Бегемот – Begemot

Etimologia

Il sostantivo begemot (‘ippopotamo’) è attestato in russo dalla metà del XVIII. L’etimologia risale all’antico ebraico: la parola è entrata nel vocabolario russo a seguito della ricezione di traduzioni del Libro di Giobbe dal francese e dal tedesco, in cui Behemoth (‘animale’, ‘bestia’) è l’epiteto che designa una leggendaria fiera sconosciuta dalla forza incommensurabile.

In russo le parole begemot e gippopotam (dal greco antico hippopotamos) convivono e condividono parzialmente lo stesso referente – l’ippopotamo comune. Ciononostante, non si tratta di un caso di totale sinonimia; se il secondo è un termine scientifico, il primo è molto più colloquiale e legato al peso. Altra differenza con il sostantivo di origine greca, il termine begemot possiede dei significati secondari che esulano dal primo e che sono propri dell’uso russo del termine.

Tale varietà di referenti, non trasferibili con la sola traduzione, ascrive il sostantivo begemot al gruppo di realia della lingua russa.

Begemot

Tra i referenti secondari del termine, il più importante trova la sua genesi nella letteratura del XX secolo.

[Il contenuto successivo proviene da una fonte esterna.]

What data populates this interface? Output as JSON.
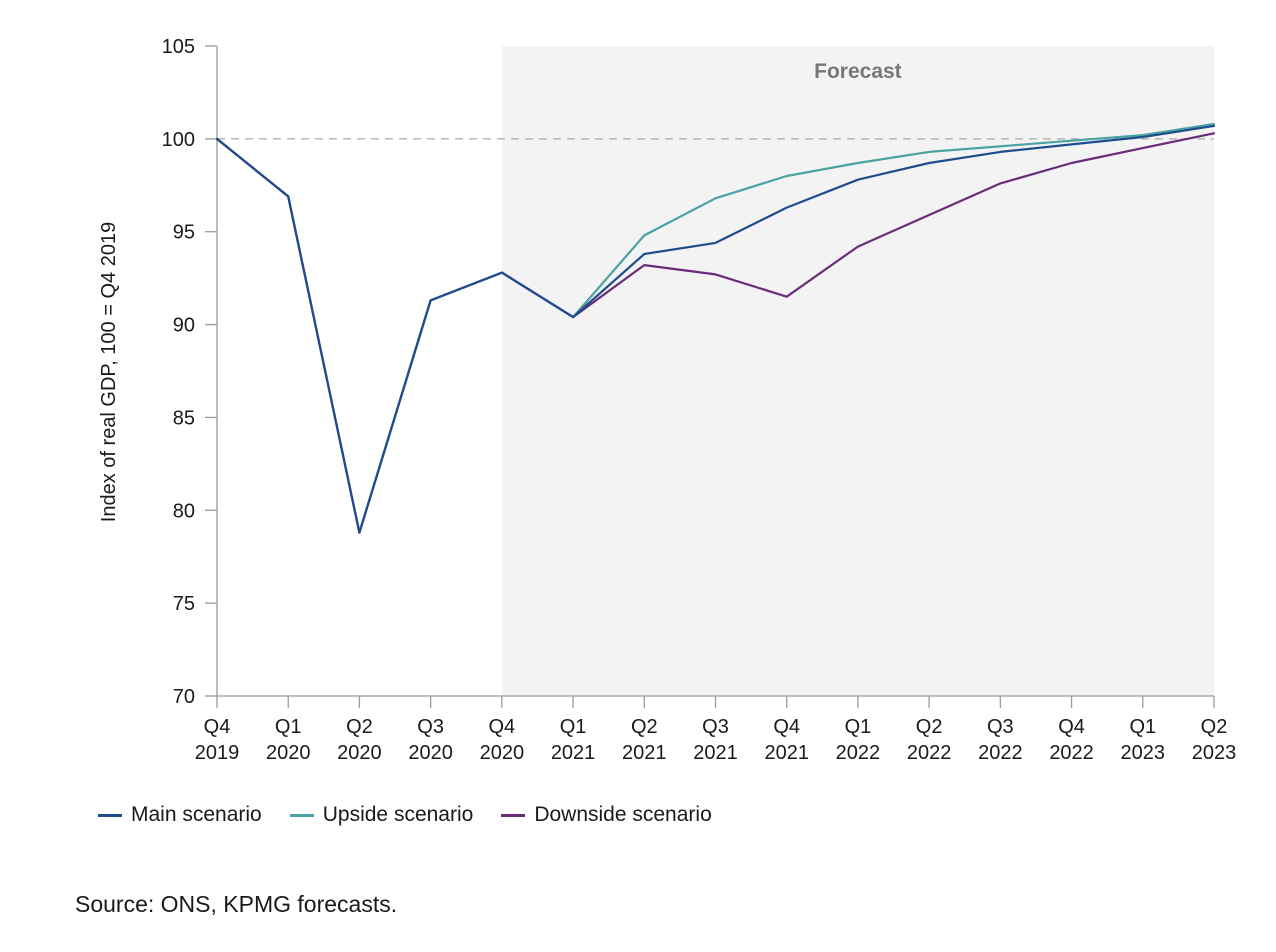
{
  "chart_data": {
    "type": "line",
    "title": "",
    "xlabel": "",
    "ylabel": "Index of real GDP, 100 = Q4 2019",
    "ylim": [
      70,
      105
    ],
    "yticks": [
      "70",
      "75",
      "80",
      "85",
      "90",
      "95",
      "100",
      "105"
    ],
    "categories": [
      [
        "Q4",
        "2019"
      ],
      [
        "Q1",
        "2020"
      ],
      [
        "Q2",
        "2020"
      ],
      [
        "Q3",
        "2020"
      ],
      [
        "Q4",
        "2020"
      ],
      [
        "Q1",
        "2021"
      ],
      [
        "Q2",
        "2021"
      ],
      [
        "Q3",
        "2021"
      ],
      [
        "Q4",
        "2021"
      ],
      [
        "Q1",
        "2022"
      ],
      [
        "Q2",
        "2022"
      ],
      [
        "Q3",
        "2022"
      ],
      [
        "Q4",
        "2022"
      ],
      [
        "Q1",
        "2023"
      ],
      [
        "Q2",
        "2023"
      ]
    ],
    "forecast_region": {
      "label": "Forecast",
      "from": "Q4 2020",
      "to": "Q2 2023",
      "color": "#f3f3f3"
    },
    "reference_line": {
      "y": 100,
      "style": "dashed",
      "color": "#aaaaaa"
    },
    "grid": false,
    "legend_position": "bottom-left",
    "series": [
      {
        "name": "Upside scenario",
        "color": "#4aa3a2",
        "values": [
          100,
          96.9,
          78.8,
          91.3,
          92.8,
          90.4,
          94.8,
          96.8,
          98.0,
          98.7,
          99.3,
          99.6,
          99.9,
          100.2,
          100.8
        ]
      },
      {
        "name": "Downside scenario",
        "color": "#6a2c7a",
        "values": [
          100,
          96.9,
          78.8,
          91.3,
          92.8,
          90.4,
          93.2,
          92.7,
          91.5,
          94.2,
          95.9,
          97.6,
          98.7,
          99.5,
          100.3
        ]
      },
      {
        "name": "Main scenario",
        "color": "#1f4d8c",
        "values": [
          100,
          96.9,
          78.8,
          91.3,
          92.8,
          90.4,
          93.8,
          94.4,
          96.3,
          97.8,
          98.7,
          99.3,
          99.7,
          100.1,
          100.7
        ]
      }
    ]
  },
  "legend": [
    {
      "label": "Main scenario",
      "color": "#1f4d8c"
    },
    {
      "label": "Upside scenario",
      "color": "#4aa3a2"
    },
    {
      "label": "Downside scenario",
      "color": "#6a2c7a"
    }
  ],
  "source": "Source: ONS, KPMG forecasts."
}
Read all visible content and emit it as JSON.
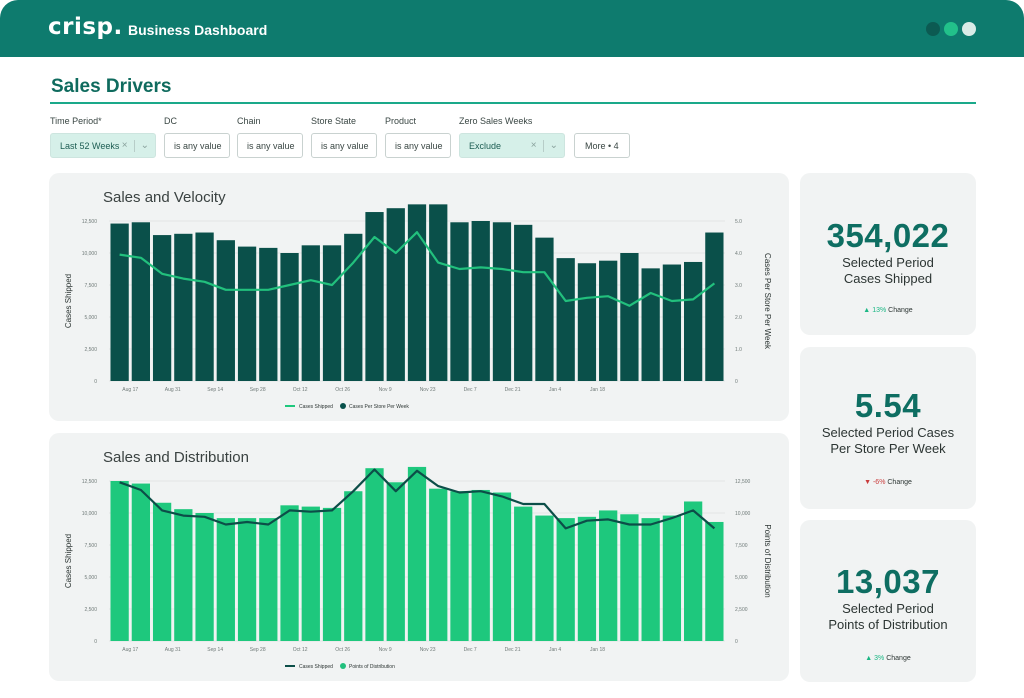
{
  "header": {
    "logo": "crisp.",
    "title": "Business Dashboard",
    "window_dots": [
      "#0c5a52",
      "#22c18a",
      "#d9ece7"
    ]
  },
  "page": {
    "title": "Sales Drivers"
  },
  "filters": [
    {
      "label": "Time Period*",
      "value": "Last 52 Weeks",
      "active": true
    },
    {
      "label": "DC",
      "value": "is any value",
      "active": false
    },
    {
      "label": "Chain",
      "value": "is any value",
      "active": false
    },
    {
      "label": "Store State",
      "value": "is any value",
      "active": false
    },
    {
      "label": "Product",
      "value": "is any value",
      "active": false
    },
    {
      "label": "Zero Sales Weeks",
      "value": "Exclude",
      "active": true
    }
  ],
  "more_button": "More • 4",
  "kpis": [
    {
      "value": "354,022",
      "label_line1": "Selected Period",
      "label_line2": "Cases Shipped",
      "change": "13%",
      "change_suffix": "Change",
      "direction": "up",
      "arrow": "▲"
    },
    {
      "value": "5.54",
      "label_line1": "Selected Period Cases",
      "label_line2": "Per Store Per Week",
      "change": "-6%",
      "change_suffix": "Change",
      "direction": "down",
      "arrow": "▼"
    },
    {
      "value": "13,037",
      "label_line1": "Selected Period",
      "label_line2": "Points of Distribution",
      "change": "3%",
      "change_suffix": "Change",
      "direction": "up",
      "arrow": "▲"
    }
  ],
  "chart_data": [
    {
      "type": "bar",
      "title": "Sales and Velocity",
      "ylabel": "Cases Shipped",
      "y2label": "Cases Per Store Per Week",
      "ylim": [
        0,
        12500
      ],
      "y2lim": [
        0,
        5.0
      ],
      "yticks": [
        "12,500",
        "10,000",
        "7,500",
        "5,000",
        "2,500",
        "0"
      ],
      "y2ticks": [
        "5.0",
        "4.0",
        "3.0",
        "2.0",
        "1.0",
        "0"
      ],
      "xticks": [
        "Aug 17",
        "Aug 31",
        "Sep 14",
        "Sep 28",
        "Oct 12",
        "Oct 26",
        "Nov 9",
        "Nov 23",
        "Dec 7",
        "Dec 21",
        "Jan 4",
        "Jan 18"
      ],
      "legend": [
        {
          "name": "Cases Shipped",
          "color": "#1ec87d",
          "shape": "line"
        },
        {
          "name": "Cases Per Store Per Week",
          "color": "#08514b",
          "shape": "dot"
        }
      ],
      "bar_color": "#0a504a",
      "line_color": "#22c07d",
      "bars": [
        12300,
        12400,
        11400,
        11500,
        11600,
        11000,
        10500,
        10400,
        10000,
        10600,
        10600,
        11500,
        13200,
        13500,
        13800,
        13800,
        12400,
        12500,
        12400,
        12200,
        11200,
        9600,
        9200,
        9400,
        10000,
        8800,
        9100,
        9300,
        11600
      ],
      "line": [
        3.95,
        3.85,
        3.35,
        3.2,
        3.1,
        2.85,
        2.85,
        2.85,
        3.0,
        3.15,
        3.0,
        3.7,
        4.5,
        4.0,
        4.65,
        3.7,
        3.5,
        3.55,
        3.5,
        3.4,
        3.4,
        2.5,
        2.6,
        2.65,
        2.35,
        2.75,
        2.5,
        2.55,
        3.05
      ]
    },
    {
      "type": "bar",
      "title": "Sales and Distribution",
      "ylabel": "Cases Shipped",
      "y2label": "Points of Distribution",
      "ylim": [
        0,
        12500
      ],
      "y2lim": [
        0,
        12500
      ],
      "yticks": [
        "12,500",
        "10,000",
        "7,500",
        "5,000",
        "2,500",
        "0"
      ],
      "y2ticks": [
        "12,500",
        "10,000",
        "7,500",
        "5,000",
        "2,500",
        "0"
      ],
      "xticks": [
        "Aug 17",
        "Aug 31",
        "Sep 14",
        "Sep 28",
        "Oct 12",
        "Oct 26",
        "Nov 9",
        "Nov 23",
        "Dec 7",
        "Dec 21",
        "Jan 4",
        "Jan 18"
      ],
      "legend": [
        {
          "name": "Cases Shipped",
          "color": "#0c4e48",
          "shape": "line"
        },
        {
          "name": "Points of Distribution",
          "color": "#22c07d",
          "shape": "dot"
        }
      ],
      "bar_color": "#1ec87d",
      "line_color": "#0c4e48",
      "bars": [
        12500,
        12300,
        10800,
        10300,
        10000,
        9600,
        9600,
        9600,
        10600,
        10500,
        10400,
        11700,
        13500,
        12400,
        13600,
        11900,
        11700,
        11800,
        11600,
        10500,
        9800,
        9600,
        9700,
        10200,
        9900,
        9600,
        9800,
        10900,
        9300
      ],
      "line": [
        12400,
        11800,
        10200,
        9800,
        9700,
        9100,
        9300,
        9100,
        10200,
        10100,
        10200,
        11700,
        13400,
        11700,
        13300,
        12100,
        11600,
        11700,
        11300,
        10700,
        10700,
        8800,
        9400,
        9500,
        9100,
        9100,
        9600,
        10200,
        8800
      ]
    }
  ]
}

In russo il termine begemot, nella mente del parlante, prende spesso la lettera maiuscola: Begemot è infatti l’indimenticabile e paffuto gatto nero dell’opera bulgakoviana Il maestro e Margherita.

Il gatto Begemot è la sintesi di più variabili, condensate nello stesso personaggio iconico. Bulgakov riesce infatti a combinare la radice etimologica del termine (il mostro biblico Behemoth) con le caratteristiche zoomorfiche di un ippopotamo (il nostro è un felino tutt’altro che esile) e la simbologia del gatto nero preso nella sua accezione popolare, come animale foriero di eventi nefasti e alleato di forze malvagie.

Andando però oltre le caratteristiche specifiche e intrinseche del personaggio letterario, è importante considerare il valore più ampiamente rappresentativo del gatto più famoso della letteratura russa.

Begemot dialoga ancora oggi direttamente con la memoria collettiva, non solo in quanto parte della più celebre narrazione bulgakoviana, ma anche per il suo essere rappresentante di quella contingenza storica in cui la suddetta narrazione è inscritta, ovvero il difficile e insidioso periodo della repressione staliniana, in cui qualsiasi azione poteva costituire un espediente e il preludio di bui eventi. La discesa del Diavolo su Mosca esemplifica il clima degli anni Trenta con estremo simbolismo e grande carica tragicomica.

Il gatto parlante e mefistofelico ha straordinariamente assunto più rilevanza di qualsiasi altro personaggio del romanzo. Non stupisce pertanto la presenza di Begemot sulle copertine delle riedizioni – russe, ma anche estere– del romanzo, a conferma del suo status di simbolo non solo della narrazione tutta, ma anche di un’entità archetipica, di un tipo umano; ancora più d’impatto, perché non umano.

Questa sua doppiezza, assieme alla bonaria cattiveria e sagacia che lo contraddistinguono, lo avvicinano al lettore. Come simbolo di vizi e peccati di chi legge, è al tempo stesso caro in quanto simile e odiato perché riflesso della parte di noi che preferiremmo non notare. 

 

Una parola così fatta è molto più di un agglomerato di riferimenti culturali, si fa testimone e portavoce di eventi storici nefasti, facendo riemergere un’identità collettiva dimenticata.

Il suo carattere zoomorfo concorre poi a rendere Begemot davvero indimenticabile. Il gatto nero richiama certamente i precetti della superstizione folklorica – non solo – russa, che vedeva il gatto nero (dal pelo scuro) come l’incarnazione di forze oscure, entità diabolica quanto salvifica a seconda della situazione, trattata quindi con riverente rispetto. Pareva infatti che i gatti proteggessero da ogni sventura coloro che si fossero presi cura di loro, portando invece anche alla morte chi osava arrecare loro danno. Data la sua natura ambivalente, quasi a metà tra il bene e il male, il gatto viene anche spesso associato al domovoj – il cosiddetto spirito della casa – come suo compagno o incarnazione.

La parola begemot ha sì un referente univoco e un significato primario; ciononostante, trascina dietro di sé una serie di significati secondari – semantici ed emotivi – che la rendono una parola contenitore. Se è vero che molte delle sfumature non sono colte dai russi stessi – il riferimento biblico tra tutti – la simbologia in superficie è senza dubbio brillante, e rende il fenomeno-Begemot non solo letterario, ma anche e soprattutto linguistico.

Realia a cura di Giulia Gallo.

[Mi sono procurato un gatto. L’ho chiamato «Begemot». Finalmente sarà chiaro chi tra i miei ospiti non è un intenditore di letteratura russa.]